A Close Brothers survey of more than 1,400 SMEs across the UK, France and Germany suggests there is a productivity measurement gap across all countries. Nearly three in 10 are not measuring it at all, while one in 20 SMEs don’t even know what productivity is. Significantly, 28% of SMEs that do not measure productivity say they don’t know how to.

SMEs measuring productivity

According to the Close Brothers research, UK SMEs are more concerned with apprenticeships than their European counterparts. One in five UK SMEs say they would like Government help in this area, compared to just one in 10 German SMEs.

Just over a year ago the Government introduced the apprenticeship levy to encourage more businesses to take on apprentices and tackle the skills shortage, in turn boosting productivity.

However, the scheme has been widely criticised for being too bureaucratic and inflexible. According to data obtained by the Open University under the Freedom of Information Act, of the £1.39bn paid into the levy by businesses in England, just £108m has been accessed, indicating that employers could be struggling with the system.

The diffusion of the best management practices and technology isn’t going down the chain to small businesses in the UK.

Some economists are sceptical about the benefits of the apprenticeship levy, suggesting this is an example of Government good intentions but poor execution.

Red tape in dealing with issues such as pension paperwork and health and safety regulations as well as taxes all contribute to SMEs’ struggle to make time to improve, or even measure, productivity.

When will strategy benefits be felt?

Despite Government’s piecemeal efforts with schemes such as this and the industrial strategy, it is believed they lack the funds behind them, meaning that the benefits will take years to filter down. Instead, economists suggest more incentives are needed - cutting red tape, reducing taxes and generally relaxing the rules on small businesses.

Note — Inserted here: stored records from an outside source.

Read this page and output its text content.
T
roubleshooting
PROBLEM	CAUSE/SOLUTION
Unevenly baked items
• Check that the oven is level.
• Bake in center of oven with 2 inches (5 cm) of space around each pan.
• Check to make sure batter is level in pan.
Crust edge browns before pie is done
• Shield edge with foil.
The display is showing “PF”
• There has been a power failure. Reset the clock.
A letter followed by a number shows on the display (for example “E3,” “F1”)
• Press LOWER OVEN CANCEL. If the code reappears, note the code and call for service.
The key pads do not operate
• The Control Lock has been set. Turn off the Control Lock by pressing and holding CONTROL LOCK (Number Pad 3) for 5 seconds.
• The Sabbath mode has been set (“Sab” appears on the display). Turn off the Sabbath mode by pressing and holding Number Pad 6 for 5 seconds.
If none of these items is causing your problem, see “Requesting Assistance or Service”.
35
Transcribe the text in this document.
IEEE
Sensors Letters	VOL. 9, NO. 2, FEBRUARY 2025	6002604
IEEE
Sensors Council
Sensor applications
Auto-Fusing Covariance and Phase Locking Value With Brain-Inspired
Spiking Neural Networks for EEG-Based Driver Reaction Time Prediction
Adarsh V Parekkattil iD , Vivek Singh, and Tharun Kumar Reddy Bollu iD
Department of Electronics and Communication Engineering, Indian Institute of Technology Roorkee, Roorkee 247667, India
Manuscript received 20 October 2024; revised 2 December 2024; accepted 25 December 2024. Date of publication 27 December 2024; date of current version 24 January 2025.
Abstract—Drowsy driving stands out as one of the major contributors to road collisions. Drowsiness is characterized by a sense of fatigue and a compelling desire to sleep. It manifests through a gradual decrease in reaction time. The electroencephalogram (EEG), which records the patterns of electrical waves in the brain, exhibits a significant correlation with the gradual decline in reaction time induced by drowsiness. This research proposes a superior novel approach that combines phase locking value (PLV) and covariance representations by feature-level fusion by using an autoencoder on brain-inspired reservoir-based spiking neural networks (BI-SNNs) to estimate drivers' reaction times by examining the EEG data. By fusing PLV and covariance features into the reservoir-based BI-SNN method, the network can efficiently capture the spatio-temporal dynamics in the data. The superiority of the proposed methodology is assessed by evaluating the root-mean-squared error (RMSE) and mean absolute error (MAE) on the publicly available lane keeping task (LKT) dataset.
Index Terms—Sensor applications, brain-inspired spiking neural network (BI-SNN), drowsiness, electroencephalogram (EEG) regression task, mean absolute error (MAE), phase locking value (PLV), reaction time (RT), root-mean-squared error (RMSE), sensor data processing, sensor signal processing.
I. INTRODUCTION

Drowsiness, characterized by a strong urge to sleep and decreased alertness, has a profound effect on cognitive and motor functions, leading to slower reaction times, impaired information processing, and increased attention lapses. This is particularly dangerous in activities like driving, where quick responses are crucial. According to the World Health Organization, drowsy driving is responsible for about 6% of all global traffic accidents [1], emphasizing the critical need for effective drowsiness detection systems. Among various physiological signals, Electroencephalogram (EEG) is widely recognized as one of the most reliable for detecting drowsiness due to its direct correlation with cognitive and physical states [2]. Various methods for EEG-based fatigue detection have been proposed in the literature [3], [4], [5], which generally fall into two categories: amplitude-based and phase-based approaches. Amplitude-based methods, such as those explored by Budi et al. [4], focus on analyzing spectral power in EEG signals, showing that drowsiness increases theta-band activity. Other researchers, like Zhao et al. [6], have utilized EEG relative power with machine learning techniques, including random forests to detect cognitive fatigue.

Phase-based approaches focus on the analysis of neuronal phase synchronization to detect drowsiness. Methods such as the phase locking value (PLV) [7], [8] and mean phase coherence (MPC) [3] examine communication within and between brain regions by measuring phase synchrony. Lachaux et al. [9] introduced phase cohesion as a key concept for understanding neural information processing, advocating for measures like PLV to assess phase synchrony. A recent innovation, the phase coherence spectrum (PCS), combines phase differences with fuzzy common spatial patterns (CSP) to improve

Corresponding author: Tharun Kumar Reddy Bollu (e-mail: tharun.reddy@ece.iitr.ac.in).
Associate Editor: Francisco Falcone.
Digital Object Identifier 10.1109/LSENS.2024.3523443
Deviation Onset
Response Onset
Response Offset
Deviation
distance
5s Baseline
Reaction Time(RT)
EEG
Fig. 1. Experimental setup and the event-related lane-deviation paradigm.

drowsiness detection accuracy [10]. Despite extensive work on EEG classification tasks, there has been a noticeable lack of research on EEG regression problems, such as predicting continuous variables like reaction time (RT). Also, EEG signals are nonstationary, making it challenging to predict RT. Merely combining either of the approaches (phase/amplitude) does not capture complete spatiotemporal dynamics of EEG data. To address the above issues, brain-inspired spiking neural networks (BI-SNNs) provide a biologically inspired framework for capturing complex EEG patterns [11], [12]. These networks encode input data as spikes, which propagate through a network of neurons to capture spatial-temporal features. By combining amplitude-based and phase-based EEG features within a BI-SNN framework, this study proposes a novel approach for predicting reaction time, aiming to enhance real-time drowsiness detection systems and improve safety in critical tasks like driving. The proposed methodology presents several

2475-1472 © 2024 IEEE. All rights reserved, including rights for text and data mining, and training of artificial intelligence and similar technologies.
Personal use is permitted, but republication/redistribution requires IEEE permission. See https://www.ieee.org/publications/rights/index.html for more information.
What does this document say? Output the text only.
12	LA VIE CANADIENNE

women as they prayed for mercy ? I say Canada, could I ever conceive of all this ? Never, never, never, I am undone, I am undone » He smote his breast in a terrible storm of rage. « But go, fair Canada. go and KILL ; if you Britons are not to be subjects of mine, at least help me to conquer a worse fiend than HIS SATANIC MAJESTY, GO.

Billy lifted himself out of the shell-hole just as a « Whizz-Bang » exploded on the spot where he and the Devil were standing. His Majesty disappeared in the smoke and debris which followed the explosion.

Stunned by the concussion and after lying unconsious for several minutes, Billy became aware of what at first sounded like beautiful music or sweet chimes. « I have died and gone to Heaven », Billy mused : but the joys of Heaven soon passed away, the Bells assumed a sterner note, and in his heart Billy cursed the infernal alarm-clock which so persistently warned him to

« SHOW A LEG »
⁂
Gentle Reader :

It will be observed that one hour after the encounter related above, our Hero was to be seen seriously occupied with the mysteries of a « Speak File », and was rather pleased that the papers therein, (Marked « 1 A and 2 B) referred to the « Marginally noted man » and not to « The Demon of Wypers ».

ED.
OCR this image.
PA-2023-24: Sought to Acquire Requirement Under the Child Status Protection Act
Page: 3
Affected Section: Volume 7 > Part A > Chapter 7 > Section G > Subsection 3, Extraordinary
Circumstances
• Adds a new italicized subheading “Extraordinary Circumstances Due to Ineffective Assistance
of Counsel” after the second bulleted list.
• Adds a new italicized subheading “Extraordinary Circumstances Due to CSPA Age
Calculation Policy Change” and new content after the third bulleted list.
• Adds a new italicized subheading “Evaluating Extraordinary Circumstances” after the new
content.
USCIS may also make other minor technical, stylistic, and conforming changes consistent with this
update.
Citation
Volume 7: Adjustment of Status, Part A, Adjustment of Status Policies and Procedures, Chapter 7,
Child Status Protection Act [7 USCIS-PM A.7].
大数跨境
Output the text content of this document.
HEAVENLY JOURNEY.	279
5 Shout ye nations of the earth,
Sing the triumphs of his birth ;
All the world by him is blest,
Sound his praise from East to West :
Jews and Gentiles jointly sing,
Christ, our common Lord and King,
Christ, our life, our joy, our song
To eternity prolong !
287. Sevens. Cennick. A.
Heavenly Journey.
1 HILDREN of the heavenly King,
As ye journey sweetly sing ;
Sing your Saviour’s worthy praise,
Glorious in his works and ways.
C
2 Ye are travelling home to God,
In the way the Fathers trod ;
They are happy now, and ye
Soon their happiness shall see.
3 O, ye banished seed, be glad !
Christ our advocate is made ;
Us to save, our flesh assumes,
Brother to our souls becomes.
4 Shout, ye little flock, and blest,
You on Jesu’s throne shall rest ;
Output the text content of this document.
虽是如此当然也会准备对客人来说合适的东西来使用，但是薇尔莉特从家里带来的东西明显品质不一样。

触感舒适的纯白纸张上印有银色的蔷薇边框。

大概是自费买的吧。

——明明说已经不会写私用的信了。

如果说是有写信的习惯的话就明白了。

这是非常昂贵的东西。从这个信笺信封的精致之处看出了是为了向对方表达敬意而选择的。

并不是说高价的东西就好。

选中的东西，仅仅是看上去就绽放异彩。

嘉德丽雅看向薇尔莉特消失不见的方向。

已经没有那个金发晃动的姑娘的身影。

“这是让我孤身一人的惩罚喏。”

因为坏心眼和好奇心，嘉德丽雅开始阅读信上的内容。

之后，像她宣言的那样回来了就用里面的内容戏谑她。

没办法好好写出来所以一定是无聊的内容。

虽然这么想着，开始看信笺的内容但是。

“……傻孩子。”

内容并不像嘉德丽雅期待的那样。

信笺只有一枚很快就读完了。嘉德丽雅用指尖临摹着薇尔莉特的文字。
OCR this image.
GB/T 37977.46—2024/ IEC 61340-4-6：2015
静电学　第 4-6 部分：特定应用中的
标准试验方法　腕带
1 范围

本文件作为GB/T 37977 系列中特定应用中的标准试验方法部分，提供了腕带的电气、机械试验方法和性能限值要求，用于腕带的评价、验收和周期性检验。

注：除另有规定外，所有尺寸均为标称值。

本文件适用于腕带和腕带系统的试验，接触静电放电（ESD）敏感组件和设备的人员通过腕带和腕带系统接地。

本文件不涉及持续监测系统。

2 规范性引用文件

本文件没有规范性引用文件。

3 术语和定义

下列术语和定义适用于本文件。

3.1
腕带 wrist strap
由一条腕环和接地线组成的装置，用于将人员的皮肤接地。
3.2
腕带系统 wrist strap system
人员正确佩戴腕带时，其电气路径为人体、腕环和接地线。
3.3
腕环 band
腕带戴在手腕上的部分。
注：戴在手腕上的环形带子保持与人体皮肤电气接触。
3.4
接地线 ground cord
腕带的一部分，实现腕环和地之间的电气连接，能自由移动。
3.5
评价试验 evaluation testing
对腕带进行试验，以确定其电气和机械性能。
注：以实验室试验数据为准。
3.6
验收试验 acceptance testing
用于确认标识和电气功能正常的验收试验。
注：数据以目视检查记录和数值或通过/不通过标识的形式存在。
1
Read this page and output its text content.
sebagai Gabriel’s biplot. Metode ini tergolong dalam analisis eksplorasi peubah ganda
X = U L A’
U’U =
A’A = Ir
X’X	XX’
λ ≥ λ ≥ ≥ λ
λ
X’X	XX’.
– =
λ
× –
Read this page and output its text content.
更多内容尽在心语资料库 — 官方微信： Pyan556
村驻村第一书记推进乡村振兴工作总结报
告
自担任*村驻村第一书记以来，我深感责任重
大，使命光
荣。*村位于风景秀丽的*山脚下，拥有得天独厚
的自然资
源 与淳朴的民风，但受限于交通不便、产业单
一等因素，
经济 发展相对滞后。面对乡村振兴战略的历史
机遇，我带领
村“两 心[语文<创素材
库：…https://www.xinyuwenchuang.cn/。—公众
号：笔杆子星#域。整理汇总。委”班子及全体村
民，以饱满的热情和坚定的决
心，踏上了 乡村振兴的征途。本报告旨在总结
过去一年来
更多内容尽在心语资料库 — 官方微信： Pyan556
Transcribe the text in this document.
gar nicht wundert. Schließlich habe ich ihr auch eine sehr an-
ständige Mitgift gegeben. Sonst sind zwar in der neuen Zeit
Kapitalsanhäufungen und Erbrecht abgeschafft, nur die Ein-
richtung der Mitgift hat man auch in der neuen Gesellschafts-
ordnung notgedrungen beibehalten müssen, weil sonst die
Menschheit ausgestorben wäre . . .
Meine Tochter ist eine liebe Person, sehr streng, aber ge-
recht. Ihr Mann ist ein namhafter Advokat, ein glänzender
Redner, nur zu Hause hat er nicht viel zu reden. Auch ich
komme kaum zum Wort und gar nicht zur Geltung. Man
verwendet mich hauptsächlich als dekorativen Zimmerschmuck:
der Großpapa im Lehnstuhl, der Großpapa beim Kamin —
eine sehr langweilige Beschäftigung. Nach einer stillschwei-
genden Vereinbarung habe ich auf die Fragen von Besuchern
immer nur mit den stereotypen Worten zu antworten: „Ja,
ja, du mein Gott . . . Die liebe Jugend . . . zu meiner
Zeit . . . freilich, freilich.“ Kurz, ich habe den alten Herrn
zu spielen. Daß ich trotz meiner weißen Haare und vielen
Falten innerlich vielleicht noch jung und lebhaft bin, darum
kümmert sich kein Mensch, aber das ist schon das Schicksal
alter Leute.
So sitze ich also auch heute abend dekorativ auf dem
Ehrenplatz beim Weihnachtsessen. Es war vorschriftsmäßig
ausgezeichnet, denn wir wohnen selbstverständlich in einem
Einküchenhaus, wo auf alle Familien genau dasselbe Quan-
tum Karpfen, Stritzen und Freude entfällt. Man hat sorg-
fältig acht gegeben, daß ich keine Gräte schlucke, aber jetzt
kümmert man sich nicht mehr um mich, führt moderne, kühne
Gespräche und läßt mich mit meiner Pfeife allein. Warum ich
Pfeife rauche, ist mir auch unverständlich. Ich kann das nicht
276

“They are all steps in the right direction, but they are all pretty small. The Government hasn’t got huge sums of money to throw at this. They are all welcomed but I can’t see them having a big impact on productivity because the sums involved are small,” said Howard Archer, Chief Economic Adviser, EY ITEM Club.

There are also concerns about the weak dissemination of management best practices from large to small businesses. Yael Selfin, Chief Economist with KPMG, commented: “We have seen a reduction in regional mobility, which means you have less in what we call the pick-up in best practice from regions like London where productivity tends to be higher.”

Tej Parikh, Senior Economist at the Institute of Directors, agreed: “The diffusion of the best management practices and technology isn’t going down the chain to small businesses in the UK as well as it has in other countries. The reason why that’s more noticeable in the UK is that we are a major start-up nation.”

A global problem

It is important to note that productivity isn’t just a British problem. Productivity levels have remained low in all developed nations since the financial crisis; it is not unique to the UK.

Low interest rates, a lack of investment in skills, innovation and capital, structural sectoral shifts, and a drag from underperforming sectors are problems facing all advanced nations. But Britain appears slower to react to these developments.

Maybe as Brexit approaches it will focus the minds of employers and galvanise them into investing more in the skills and training of their existing employees, as well as making capital investments.

On the other hand, if the effect is to reduce collaboration at European level, then we stand to lose the links to best practice. Long-term it is expected that UK productivity will increase, but whether Britain can develop as quickly as other advanced economies and bridge the existing productivity gap remains to be seen.